April 2007 - Posts

Too Much Sunshine

A recent post in The Lounge on CodeProject had quite a number of us maybe slightly puzzled, but nonetheless quite amused.  A linked site yields a letter written to an Arkansas newspaper, in which a concerned reader suspects that the early start of Daylight Saving Time, due to a "plot by a liberal Congress", is the cause of unusually warm conditions in Arkansas for March, because of the extra hours of sunlight.

I visit to Snopes reveals that the the letter was written tongue in cheek, but the intentions of the author are secondary to what really is funny, and that is the response to the letter by other esteemed readers of the newspaper.  The full texts are available on snopes, but I present what matters:

"There is no more daylight than usual, regardless of the time."

"Nature and weather are, of course, unrelated to our choice of how we divide the day."

"In March, we had the exact same number of hours of daylight as we do every March.
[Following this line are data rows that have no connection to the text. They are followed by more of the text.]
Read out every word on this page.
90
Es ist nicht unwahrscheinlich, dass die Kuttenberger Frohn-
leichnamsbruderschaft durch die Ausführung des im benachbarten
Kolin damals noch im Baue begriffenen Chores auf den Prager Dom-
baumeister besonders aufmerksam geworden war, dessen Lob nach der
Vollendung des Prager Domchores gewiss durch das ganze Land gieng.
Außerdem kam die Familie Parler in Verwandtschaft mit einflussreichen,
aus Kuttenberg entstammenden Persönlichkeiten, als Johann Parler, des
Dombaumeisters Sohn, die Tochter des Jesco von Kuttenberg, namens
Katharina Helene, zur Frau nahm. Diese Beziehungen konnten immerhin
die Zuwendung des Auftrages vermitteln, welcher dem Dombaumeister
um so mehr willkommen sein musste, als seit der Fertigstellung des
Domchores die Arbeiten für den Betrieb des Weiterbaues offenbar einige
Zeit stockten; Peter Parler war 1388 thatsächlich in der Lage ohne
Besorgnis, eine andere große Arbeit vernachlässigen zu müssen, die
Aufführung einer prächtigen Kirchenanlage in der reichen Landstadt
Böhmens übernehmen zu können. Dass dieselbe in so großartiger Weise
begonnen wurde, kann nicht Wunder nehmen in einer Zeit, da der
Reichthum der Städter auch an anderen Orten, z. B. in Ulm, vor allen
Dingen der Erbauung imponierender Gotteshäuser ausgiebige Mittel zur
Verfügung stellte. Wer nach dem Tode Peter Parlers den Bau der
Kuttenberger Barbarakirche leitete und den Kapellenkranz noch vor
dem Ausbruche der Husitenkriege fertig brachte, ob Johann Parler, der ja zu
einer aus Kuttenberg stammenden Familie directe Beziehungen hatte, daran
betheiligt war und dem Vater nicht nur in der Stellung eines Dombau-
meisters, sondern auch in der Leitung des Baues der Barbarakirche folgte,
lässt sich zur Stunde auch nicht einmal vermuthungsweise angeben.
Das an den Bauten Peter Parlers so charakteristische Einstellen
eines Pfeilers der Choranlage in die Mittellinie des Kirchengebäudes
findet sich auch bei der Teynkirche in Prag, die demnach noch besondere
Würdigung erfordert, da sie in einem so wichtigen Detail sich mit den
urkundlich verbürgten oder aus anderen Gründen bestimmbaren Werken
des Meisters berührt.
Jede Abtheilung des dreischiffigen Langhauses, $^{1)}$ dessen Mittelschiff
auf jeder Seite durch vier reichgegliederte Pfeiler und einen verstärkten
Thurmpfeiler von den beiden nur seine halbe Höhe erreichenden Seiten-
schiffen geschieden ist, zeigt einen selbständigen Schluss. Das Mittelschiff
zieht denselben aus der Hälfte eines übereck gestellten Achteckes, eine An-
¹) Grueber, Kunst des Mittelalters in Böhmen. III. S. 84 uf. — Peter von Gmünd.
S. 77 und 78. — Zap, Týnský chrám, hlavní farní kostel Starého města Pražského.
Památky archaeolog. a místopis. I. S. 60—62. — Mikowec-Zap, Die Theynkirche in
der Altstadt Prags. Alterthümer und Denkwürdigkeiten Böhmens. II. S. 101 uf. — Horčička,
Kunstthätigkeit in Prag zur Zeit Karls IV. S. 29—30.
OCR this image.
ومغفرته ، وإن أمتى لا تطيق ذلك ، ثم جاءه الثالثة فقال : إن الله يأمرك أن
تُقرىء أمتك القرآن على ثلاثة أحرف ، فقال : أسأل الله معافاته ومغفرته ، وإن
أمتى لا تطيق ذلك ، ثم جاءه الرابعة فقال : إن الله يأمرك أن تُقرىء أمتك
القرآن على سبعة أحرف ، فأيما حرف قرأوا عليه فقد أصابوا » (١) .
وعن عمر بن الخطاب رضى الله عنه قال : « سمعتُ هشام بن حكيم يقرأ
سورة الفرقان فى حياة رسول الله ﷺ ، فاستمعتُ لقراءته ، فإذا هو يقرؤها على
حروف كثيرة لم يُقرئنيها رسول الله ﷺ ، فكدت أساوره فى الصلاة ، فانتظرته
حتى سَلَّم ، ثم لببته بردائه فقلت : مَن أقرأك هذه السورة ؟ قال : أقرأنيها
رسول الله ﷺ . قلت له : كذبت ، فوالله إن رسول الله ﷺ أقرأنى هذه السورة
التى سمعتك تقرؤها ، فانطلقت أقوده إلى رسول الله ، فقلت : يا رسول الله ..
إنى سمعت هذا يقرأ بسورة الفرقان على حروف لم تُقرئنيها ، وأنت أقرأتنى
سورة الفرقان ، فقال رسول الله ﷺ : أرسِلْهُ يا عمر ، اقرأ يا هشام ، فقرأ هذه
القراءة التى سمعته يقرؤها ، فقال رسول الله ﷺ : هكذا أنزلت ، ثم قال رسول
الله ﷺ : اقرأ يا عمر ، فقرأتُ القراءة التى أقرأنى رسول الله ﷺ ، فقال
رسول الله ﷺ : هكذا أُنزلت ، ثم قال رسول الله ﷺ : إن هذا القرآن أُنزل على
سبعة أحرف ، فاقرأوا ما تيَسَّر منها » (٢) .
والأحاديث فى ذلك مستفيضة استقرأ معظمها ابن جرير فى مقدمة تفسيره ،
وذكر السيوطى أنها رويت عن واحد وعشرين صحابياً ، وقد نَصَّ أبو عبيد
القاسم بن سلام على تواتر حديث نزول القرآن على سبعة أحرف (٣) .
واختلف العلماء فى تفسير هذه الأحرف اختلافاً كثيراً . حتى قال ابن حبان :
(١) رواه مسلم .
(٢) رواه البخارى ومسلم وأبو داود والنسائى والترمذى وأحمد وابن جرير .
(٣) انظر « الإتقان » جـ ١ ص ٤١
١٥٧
While Congress has the power to change many laws, it cannot change the laws of nature. All the members did was change the time on our clocks. They did not actually add any hours of daylight."

"Anyone with even a basic understanding of reality knows that the number of hours of daylight we have on any given day isn't altered by simply resetting a clock."

"What I am confused about is, no matter whether our clocks are set forward one hour or back one hour, don't we continue to have the same amount of daylight hours every day?"

  What I find amusing is how the readers that responded deemed it necessary to explain why the first letter was wrong.  Do they genuinely consider themselves the intellectual guardians of Arkansas on the grounds that they understand the relationship between the Earth and the Sun?  Is this the moment they have been waiting for to shine, to rise up and be counted among Thinkers?